Esa fue la primera sensación de Zou Beiqi al abrir los ojos. Le dolían la cintura y las piernas, y sentía como si su cuerpo se hubiera quedado completamente sin batería, sumido en un estado de agotamiento extremo.
Con esfuerzo, se incorporó en el otro lado de la cama de la habitación del hotel, se echó una prenda por encima y contempló, impotente y desesperado, al hombre que seguía profundamente dormido.
……
Al principio, Zou Beiqi no pertenecía a este mundo.
Originalmente estaba sentado en una clase de marxismo, luchando contra el sueño, cuando el compañero que tenía al lado de repente comenzó a reírse a carcajadas y le tendió un teléfono.

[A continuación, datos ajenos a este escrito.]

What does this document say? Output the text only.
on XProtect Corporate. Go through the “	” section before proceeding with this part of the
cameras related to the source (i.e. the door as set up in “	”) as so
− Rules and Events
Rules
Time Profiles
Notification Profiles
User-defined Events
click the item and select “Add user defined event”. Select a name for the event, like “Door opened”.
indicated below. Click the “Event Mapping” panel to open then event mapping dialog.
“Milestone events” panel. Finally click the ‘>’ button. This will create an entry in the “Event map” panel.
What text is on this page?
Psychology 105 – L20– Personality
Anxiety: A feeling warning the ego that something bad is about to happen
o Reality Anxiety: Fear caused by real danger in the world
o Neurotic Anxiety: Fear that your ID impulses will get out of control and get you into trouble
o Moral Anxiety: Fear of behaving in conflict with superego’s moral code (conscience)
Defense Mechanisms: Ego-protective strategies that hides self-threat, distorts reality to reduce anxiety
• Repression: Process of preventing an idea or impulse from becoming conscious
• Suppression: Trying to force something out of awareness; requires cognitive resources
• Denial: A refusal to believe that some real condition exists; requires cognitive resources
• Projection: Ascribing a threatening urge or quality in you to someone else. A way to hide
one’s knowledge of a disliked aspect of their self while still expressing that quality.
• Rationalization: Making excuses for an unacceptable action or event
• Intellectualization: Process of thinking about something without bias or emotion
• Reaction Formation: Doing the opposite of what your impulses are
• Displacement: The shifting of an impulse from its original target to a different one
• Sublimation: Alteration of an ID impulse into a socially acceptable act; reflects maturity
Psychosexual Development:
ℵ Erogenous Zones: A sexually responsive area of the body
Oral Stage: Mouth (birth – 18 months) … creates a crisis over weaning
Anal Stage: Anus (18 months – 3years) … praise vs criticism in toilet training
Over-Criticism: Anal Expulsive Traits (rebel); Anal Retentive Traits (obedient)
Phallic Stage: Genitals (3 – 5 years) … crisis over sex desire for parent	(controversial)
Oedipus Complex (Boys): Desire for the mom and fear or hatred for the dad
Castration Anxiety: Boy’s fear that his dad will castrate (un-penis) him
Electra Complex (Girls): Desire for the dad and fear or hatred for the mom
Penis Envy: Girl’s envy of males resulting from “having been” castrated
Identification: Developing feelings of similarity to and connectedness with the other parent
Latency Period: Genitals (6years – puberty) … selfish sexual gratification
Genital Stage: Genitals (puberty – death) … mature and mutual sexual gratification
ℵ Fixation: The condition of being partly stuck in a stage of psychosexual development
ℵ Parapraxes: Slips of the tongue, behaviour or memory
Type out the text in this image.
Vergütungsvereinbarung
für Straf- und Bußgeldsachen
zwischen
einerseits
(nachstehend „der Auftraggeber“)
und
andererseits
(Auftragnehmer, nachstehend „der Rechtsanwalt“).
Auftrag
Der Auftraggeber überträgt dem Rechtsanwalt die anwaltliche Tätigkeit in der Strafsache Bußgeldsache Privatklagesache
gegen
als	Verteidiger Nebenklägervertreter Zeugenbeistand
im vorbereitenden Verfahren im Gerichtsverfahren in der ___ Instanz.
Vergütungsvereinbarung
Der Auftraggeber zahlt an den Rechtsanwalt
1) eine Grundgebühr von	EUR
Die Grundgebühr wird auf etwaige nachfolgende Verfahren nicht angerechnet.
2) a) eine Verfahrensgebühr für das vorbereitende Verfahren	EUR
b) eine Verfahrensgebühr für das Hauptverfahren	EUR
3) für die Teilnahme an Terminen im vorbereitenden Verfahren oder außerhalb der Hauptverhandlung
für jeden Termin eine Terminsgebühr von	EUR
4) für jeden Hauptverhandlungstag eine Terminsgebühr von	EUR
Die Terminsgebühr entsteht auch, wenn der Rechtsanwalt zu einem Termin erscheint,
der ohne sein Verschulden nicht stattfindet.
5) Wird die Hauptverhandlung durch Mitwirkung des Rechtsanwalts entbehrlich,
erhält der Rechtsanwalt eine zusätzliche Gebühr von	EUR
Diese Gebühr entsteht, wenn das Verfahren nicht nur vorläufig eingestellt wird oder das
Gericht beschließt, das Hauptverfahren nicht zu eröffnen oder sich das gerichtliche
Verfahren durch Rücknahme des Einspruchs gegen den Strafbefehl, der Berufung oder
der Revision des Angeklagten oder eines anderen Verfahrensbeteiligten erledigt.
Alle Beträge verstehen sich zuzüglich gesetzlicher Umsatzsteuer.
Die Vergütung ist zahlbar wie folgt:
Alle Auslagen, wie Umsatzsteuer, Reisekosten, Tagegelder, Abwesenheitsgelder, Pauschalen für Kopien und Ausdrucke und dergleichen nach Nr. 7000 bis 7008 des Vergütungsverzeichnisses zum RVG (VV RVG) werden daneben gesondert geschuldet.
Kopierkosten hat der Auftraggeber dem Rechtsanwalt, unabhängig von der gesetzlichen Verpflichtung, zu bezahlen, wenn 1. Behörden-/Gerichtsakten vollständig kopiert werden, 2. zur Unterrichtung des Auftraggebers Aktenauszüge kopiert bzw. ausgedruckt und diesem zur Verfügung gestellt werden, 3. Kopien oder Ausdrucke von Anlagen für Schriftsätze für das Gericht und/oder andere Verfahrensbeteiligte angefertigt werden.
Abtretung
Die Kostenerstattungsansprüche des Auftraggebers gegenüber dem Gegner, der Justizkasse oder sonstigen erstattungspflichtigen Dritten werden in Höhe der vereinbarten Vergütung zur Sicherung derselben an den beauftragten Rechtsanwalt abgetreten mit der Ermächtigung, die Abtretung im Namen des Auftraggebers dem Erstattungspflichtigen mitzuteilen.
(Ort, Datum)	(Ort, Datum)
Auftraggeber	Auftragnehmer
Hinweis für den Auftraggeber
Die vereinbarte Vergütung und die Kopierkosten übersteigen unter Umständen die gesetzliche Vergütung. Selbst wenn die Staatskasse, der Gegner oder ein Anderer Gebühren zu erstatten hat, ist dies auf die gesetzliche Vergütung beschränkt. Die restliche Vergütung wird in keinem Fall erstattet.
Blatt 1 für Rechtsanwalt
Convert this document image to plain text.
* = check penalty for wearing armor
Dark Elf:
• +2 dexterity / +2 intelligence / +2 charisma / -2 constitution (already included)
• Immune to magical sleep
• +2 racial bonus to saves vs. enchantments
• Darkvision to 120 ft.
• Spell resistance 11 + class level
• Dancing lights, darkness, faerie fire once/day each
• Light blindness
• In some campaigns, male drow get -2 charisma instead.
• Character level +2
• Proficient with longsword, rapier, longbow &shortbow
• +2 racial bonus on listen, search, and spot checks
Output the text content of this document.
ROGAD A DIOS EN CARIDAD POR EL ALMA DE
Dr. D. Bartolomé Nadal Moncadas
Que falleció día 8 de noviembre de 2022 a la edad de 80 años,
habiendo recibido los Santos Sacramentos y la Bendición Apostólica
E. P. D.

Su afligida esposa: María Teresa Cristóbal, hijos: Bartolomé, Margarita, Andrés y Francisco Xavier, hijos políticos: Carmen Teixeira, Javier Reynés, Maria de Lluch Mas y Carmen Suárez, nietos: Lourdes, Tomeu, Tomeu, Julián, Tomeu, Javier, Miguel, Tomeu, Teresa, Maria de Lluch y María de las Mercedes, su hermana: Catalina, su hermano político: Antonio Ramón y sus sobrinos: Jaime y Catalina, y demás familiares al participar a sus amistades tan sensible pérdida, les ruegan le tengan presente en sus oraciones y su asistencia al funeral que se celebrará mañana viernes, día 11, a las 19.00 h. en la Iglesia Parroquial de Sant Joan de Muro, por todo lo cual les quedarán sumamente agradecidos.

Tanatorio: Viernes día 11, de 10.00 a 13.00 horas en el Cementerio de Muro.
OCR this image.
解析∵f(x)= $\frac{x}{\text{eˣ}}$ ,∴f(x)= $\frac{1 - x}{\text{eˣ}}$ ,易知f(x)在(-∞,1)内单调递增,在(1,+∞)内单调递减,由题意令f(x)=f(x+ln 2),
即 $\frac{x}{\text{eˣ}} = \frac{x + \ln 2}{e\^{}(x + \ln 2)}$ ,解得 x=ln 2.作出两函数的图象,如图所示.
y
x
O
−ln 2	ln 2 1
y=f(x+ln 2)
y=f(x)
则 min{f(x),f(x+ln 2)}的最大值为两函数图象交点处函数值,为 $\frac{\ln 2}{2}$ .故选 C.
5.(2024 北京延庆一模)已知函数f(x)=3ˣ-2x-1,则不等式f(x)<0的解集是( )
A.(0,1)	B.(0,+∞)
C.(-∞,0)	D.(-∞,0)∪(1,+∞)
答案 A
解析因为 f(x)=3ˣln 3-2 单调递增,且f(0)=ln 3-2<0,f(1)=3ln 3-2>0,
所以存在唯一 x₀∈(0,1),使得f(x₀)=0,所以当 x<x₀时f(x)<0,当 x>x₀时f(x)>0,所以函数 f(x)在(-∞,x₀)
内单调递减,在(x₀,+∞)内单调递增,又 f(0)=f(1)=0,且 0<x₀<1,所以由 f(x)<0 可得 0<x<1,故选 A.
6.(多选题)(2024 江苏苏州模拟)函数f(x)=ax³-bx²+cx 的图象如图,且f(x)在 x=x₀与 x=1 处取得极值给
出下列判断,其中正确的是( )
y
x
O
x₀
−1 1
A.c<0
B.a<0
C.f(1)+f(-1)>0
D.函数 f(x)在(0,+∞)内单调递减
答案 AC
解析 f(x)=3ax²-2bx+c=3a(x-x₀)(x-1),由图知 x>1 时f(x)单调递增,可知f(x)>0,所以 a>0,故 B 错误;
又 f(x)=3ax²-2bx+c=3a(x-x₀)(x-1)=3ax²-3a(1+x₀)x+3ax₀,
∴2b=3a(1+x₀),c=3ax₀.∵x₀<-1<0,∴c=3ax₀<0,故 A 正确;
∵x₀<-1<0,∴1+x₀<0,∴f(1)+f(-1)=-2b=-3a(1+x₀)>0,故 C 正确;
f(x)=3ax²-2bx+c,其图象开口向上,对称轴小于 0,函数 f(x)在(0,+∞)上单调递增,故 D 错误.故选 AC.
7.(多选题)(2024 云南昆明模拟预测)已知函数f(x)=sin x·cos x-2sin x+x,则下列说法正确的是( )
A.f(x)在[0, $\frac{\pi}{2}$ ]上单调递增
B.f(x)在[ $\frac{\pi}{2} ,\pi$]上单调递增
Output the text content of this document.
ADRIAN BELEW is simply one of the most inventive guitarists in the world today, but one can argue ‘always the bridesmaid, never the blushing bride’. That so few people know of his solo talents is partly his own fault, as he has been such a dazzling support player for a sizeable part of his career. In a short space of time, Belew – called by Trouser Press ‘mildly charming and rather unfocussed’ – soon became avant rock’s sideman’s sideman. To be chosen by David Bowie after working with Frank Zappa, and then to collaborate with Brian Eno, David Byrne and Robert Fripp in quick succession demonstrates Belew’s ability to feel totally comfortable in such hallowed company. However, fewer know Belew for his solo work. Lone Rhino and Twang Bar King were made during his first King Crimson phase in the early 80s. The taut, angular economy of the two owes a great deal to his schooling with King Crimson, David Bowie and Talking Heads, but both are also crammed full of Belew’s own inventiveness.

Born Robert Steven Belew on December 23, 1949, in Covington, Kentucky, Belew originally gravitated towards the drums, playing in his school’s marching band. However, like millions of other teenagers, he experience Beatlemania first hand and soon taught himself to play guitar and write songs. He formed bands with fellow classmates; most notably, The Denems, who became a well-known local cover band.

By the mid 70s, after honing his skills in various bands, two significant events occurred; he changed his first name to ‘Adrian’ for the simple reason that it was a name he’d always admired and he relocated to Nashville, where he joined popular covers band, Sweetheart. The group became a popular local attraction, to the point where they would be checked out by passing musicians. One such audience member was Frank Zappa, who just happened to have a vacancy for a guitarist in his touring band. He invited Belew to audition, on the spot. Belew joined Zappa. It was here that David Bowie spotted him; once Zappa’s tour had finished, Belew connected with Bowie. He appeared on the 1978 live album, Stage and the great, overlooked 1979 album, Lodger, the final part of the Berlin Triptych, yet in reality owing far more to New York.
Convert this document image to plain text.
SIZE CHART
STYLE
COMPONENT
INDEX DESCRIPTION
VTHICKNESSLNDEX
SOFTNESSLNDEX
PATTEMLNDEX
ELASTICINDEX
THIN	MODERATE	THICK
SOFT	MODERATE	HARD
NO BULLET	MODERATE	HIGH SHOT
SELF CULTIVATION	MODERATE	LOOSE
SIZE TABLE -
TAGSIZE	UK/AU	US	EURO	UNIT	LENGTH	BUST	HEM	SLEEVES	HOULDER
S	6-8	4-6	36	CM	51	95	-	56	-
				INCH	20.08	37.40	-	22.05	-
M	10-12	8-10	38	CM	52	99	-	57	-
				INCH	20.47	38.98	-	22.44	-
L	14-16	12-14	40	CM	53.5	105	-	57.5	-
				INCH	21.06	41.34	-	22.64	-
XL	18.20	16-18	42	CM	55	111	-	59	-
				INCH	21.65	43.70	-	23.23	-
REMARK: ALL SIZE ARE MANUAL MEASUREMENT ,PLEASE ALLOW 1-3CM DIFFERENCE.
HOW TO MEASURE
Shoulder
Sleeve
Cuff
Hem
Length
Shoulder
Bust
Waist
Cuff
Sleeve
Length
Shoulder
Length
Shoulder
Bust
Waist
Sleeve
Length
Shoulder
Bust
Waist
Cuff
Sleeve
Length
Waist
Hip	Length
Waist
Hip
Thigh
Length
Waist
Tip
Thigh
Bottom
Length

Zou Beiqi lo tomó y vio que en la pantalla aparecía la página de una novela. Como de todos modos no tenía nada que hacer, comenzó a leer pacientemente aquella novela danmei sobre embarazo masculino. Apenas la abrió, descubrió que compartía nombre y apellido con un antagonista pobre y miserable que hacía todo lo posible por casarse con el protagonista gong y entrar así en una familia adinerada.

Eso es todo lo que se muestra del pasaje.